Social mobility into elite occupations and micro-class reproduction in Germany
Dr Sam Friedman (Department of Sociology) and Dr Rebecca Elliott (Department of Sociology)
Social Mobility, Social Class, Bourdieusian Theory
Cross-country comparisons indicate how social mobility dynamics in Germany deviate significantly from other OECD nations. Considering the country’s comparatively low income inequality, its low relative intergenerational earnings and occupational mobility rates are atypical. This can partly be explained by strong patterns of class inheritance and underlying mechanisms of micro-class reproduction by which specific occupations are transmitted from one generation to the next. This frequently occurs in top class positions. Hence, my mixed-methods study aims to examine the socio-economic origins of employees in elite professions using cross-sectional survey data. The qualitative part of the study applies a Bourdieusian lens to shed light on the experience of social mobility: first, of those from disadvantaged class backgrounds and second, of those of immigrant descent to allow for intersectional analyses.

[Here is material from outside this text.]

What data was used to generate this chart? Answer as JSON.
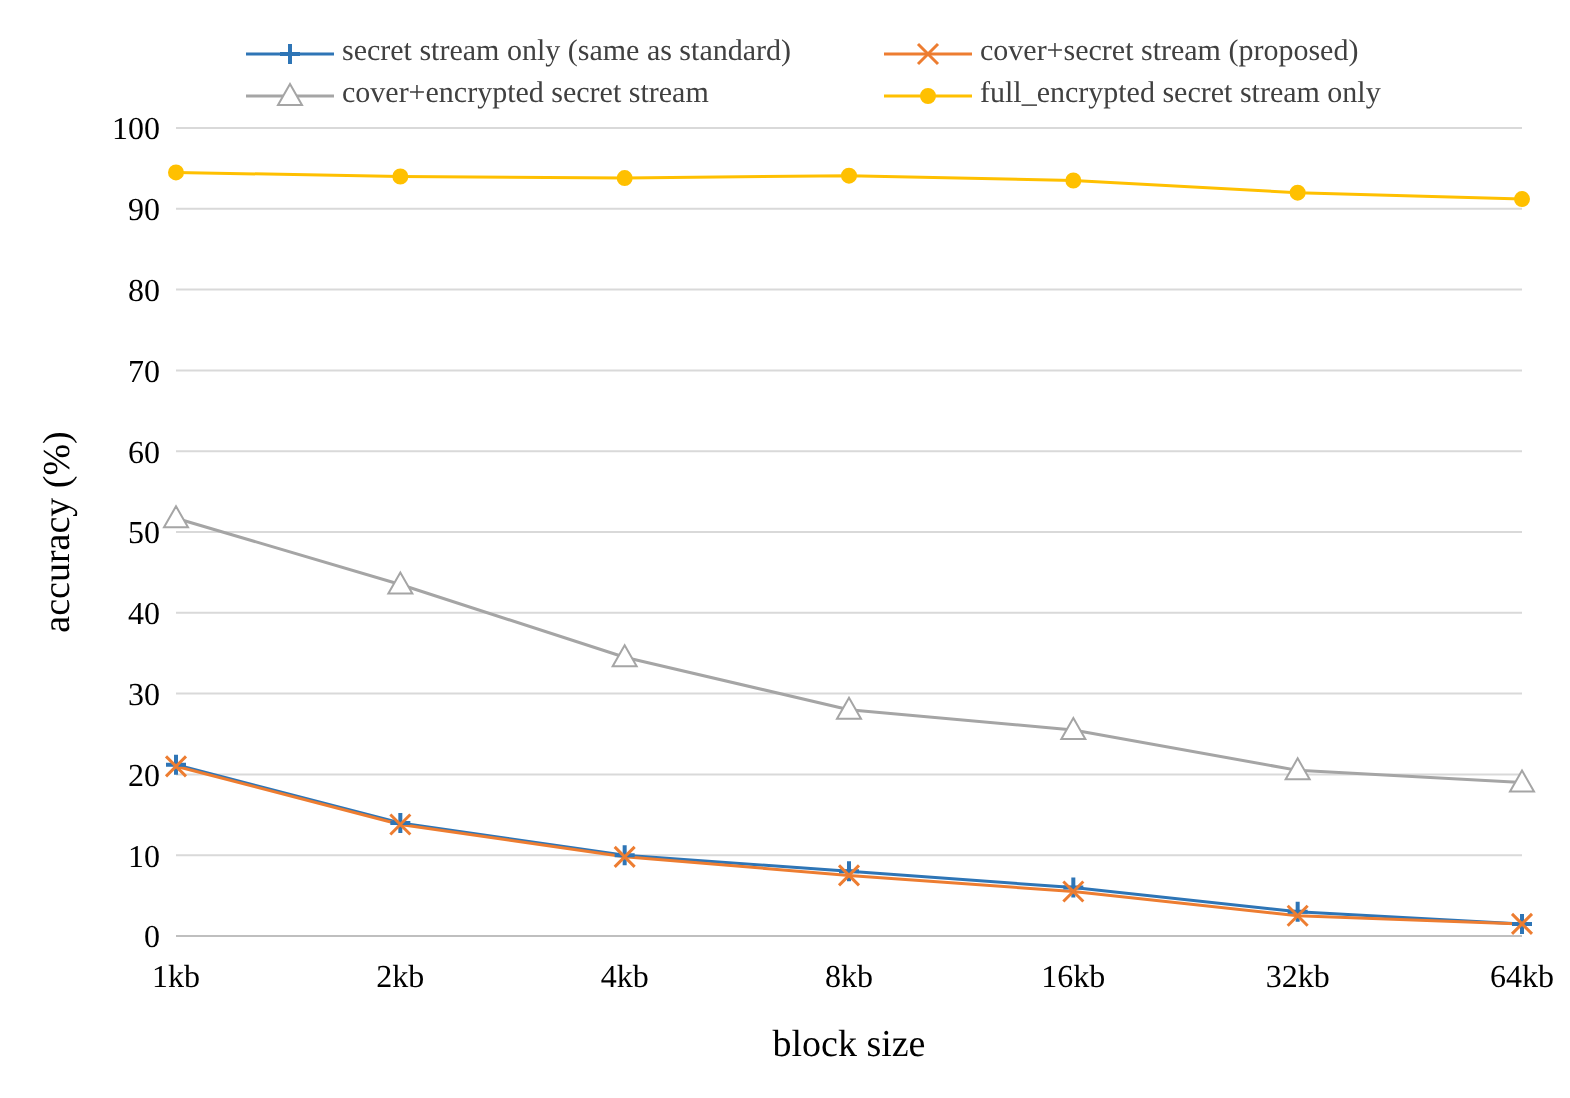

My work is located at the intersections of sociology, economics, and social policy to comprehensively understand the conditions and dynamics of social mobility.
I am doctoral programme fellow at the International Inequalities Institute. I also serve as postgraduate research student representative at the Department of Sociology. I am member of The 93% Club at LSE.
My PhD research is funded by the German Academic Scholarship Foundation. During my undergraduate and postgraduate studies, I was awarded scholarships by Hans Boeckler Foundation and German Integration Foundation.
Outside academia, I serve as mentor for START and give free tuition at Haydee.